Use advanced Earth System Models to test hypotheses about how natural variability and external forcing interact to modulate extreme weather systems.
Author technical reports and peer-reviewed journal articles.
Work collaboratively in a large multidisciplinary research team.
Successfully contribute to an active intellectual environment.
Focus on developing and/or utilizing advanced extreme value analysis and methods for a variety of weather processes and phenomena, including precipitation, temperature, and storm systems (e.g., atmospheric rivers, extratropical cyclones, tropical cyclones, and fronts).
Characterizing correlated and multivariate extremes (both over space and for multiple variables) is of particular interest.
Understand how natural variability and external forcings (e.g. greenhouse gasses) interact to modulate weather systems associated with extreme events.
Contribute to the development of methods for application to observational and model-based datasets.
Work closely with a vibrant, multidisciplinary team that includes experts in atmospheric science, statistics, and computer science.
What Is Required:
Recent Ph.D. in statistics, applied mathematics, computer science, or a closely related field.
Demonstrated ability to perform comprehensive statistical analyses making use of different subsets of simulations, evaluation datasets, and advanced analysis techniques.
Demonstrated proficiency with R and other programming languages.

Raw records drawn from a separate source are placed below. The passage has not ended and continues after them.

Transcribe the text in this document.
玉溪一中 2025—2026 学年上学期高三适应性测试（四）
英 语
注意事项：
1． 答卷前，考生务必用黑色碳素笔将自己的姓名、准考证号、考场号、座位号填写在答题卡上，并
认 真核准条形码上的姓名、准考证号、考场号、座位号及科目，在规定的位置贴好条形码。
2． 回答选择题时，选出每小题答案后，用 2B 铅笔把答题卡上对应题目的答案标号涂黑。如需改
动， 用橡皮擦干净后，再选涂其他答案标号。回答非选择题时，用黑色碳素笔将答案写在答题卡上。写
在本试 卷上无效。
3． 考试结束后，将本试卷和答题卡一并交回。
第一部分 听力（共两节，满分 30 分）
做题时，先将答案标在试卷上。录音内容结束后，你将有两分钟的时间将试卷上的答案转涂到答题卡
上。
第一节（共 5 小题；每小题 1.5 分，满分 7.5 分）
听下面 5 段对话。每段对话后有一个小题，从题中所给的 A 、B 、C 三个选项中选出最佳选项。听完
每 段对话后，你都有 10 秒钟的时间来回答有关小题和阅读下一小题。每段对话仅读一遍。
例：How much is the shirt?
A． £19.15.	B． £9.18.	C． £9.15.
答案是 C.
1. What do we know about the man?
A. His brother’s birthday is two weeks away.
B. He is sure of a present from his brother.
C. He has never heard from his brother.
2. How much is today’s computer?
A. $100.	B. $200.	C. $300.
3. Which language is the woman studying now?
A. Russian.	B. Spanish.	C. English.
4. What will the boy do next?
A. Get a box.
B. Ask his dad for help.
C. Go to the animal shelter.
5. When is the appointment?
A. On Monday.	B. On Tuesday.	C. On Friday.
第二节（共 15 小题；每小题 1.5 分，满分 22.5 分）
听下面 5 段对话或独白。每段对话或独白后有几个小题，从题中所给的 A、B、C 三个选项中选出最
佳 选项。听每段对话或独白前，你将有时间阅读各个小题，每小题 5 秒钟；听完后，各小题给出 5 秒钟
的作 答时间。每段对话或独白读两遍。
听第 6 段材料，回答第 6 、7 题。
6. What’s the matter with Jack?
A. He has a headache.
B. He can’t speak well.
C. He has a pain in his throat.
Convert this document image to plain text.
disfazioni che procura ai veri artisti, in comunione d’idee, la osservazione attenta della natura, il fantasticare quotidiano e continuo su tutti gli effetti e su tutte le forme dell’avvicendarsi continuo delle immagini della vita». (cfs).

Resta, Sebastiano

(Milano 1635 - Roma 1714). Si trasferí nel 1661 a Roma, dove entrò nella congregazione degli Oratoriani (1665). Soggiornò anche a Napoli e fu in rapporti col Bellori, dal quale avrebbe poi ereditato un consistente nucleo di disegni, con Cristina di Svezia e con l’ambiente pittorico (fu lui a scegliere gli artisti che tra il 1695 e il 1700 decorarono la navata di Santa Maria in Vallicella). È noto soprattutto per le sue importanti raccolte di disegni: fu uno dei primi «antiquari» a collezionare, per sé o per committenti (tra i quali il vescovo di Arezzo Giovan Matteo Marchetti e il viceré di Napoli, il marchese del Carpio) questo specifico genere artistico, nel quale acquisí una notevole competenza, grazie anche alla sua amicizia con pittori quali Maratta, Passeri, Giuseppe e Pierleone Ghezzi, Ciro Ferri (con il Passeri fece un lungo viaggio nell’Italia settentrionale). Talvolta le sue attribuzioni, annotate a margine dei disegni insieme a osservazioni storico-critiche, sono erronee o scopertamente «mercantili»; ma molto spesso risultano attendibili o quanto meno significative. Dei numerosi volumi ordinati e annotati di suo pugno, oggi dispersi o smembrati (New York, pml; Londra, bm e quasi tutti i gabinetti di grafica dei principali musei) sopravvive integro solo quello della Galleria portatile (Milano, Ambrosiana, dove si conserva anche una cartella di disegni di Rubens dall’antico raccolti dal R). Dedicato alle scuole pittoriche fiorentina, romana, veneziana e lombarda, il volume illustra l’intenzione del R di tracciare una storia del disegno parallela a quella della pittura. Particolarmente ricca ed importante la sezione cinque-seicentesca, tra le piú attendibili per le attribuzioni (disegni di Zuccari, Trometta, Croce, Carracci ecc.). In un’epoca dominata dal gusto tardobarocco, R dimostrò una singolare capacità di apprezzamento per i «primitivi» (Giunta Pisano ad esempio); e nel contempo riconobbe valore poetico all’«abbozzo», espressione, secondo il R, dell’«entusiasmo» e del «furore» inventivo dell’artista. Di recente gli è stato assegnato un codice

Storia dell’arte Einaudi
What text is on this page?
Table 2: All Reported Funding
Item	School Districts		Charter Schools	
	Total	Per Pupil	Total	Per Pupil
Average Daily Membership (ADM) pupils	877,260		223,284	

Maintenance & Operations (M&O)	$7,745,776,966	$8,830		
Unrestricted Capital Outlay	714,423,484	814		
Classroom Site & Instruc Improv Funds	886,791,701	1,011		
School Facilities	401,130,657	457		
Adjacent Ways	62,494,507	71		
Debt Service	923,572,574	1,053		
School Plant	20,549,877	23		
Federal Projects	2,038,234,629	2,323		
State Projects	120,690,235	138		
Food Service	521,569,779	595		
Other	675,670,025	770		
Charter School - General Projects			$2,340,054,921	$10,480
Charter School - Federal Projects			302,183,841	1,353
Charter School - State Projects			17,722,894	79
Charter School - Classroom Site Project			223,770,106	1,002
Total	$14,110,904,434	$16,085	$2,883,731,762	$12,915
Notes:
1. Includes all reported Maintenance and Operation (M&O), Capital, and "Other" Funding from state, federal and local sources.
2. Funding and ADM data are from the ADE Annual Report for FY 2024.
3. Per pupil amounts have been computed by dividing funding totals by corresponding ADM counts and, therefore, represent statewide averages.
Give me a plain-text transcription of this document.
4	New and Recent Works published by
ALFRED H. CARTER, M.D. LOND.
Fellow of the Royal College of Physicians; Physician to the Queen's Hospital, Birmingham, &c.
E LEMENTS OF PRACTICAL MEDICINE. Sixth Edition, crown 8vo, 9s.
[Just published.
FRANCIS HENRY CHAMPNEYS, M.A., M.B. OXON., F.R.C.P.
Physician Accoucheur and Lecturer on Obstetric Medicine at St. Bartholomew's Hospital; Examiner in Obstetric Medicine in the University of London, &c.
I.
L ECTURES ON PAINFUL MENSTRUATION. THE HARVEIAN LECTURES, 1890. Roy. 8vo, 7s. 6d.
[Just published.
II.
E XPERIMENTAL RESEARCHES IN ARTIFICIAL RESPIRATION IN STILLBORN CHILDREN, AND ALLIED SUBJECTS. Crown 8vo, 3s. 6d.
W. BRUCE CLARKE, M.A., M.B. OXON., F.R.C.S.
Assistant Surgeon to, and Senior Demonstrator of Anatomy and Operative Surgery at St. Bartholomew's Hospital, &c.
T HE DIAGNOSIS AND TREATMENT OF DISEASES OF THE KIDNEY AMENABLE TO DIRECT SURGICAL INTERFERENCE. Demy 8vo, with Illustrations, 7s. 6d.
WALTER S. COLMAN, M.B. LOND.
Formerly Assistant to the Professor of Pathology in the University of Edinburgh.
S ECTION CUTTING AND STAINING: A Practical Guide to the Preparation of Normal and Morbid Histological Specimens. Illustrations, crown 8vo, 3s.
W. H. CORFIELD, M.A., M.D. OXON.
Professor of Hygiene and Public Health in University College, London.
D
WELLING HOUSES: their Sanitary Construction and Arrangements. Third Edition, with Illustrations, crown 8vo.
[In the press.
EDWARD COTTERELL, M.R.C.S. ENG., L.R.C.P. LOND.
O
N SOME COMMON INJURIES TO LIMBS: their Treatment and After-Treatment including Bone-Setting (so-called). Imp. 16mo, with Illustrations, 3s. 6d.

Demonstrated excellent oral and written communications skills for presentation of research.
Ability to work effectively in a large and integrated team.
Experience in extreme value analysis, weather/climate phenomena, and development of statistical methodology.
The posting shall remain open until the position is filled.
This is a full time, 2 year, postdoctoral appointment with the possibility of renewal based upon satisfactory job performance, continuing availability of funds and ongoing operational needs. You must have less than 3 years paid postdoctoral experience. Salary for Postdoctoral positions depends on years of experience post-degree.
Full-time, M-F, exempt (monthly paid) from overtime pay.
This position is represented by a union for collective bargaining purposes.
Salary will be predetermined based on postdoctoral step rates.
This position may be subject to a background check. Any convictions will be evaluated to determine if they directly relate to the responsibilities and requirements of the position. Having a conviction history will not automatically disqualify an applicant from being considered for employment.
Work will be primarily performed at: Lawrence Berkeley National Lab, 1 Cyclotron Road, Berkeley, CA.
Berkeley Lab (LBNL, http://www.lbl.gov/) addresses the world’s most urgent scientific challenges by advancing sustainable energy, protecting human health, creating new materials, and revealing the origin and fate of the universe. Founded in 1931, Berkeley Lab’s scientific expertise has been recognized with 13 Nobel prizes. The University of California manages Berkeley Lab for the U.S. Department of Energy’s Office of Science.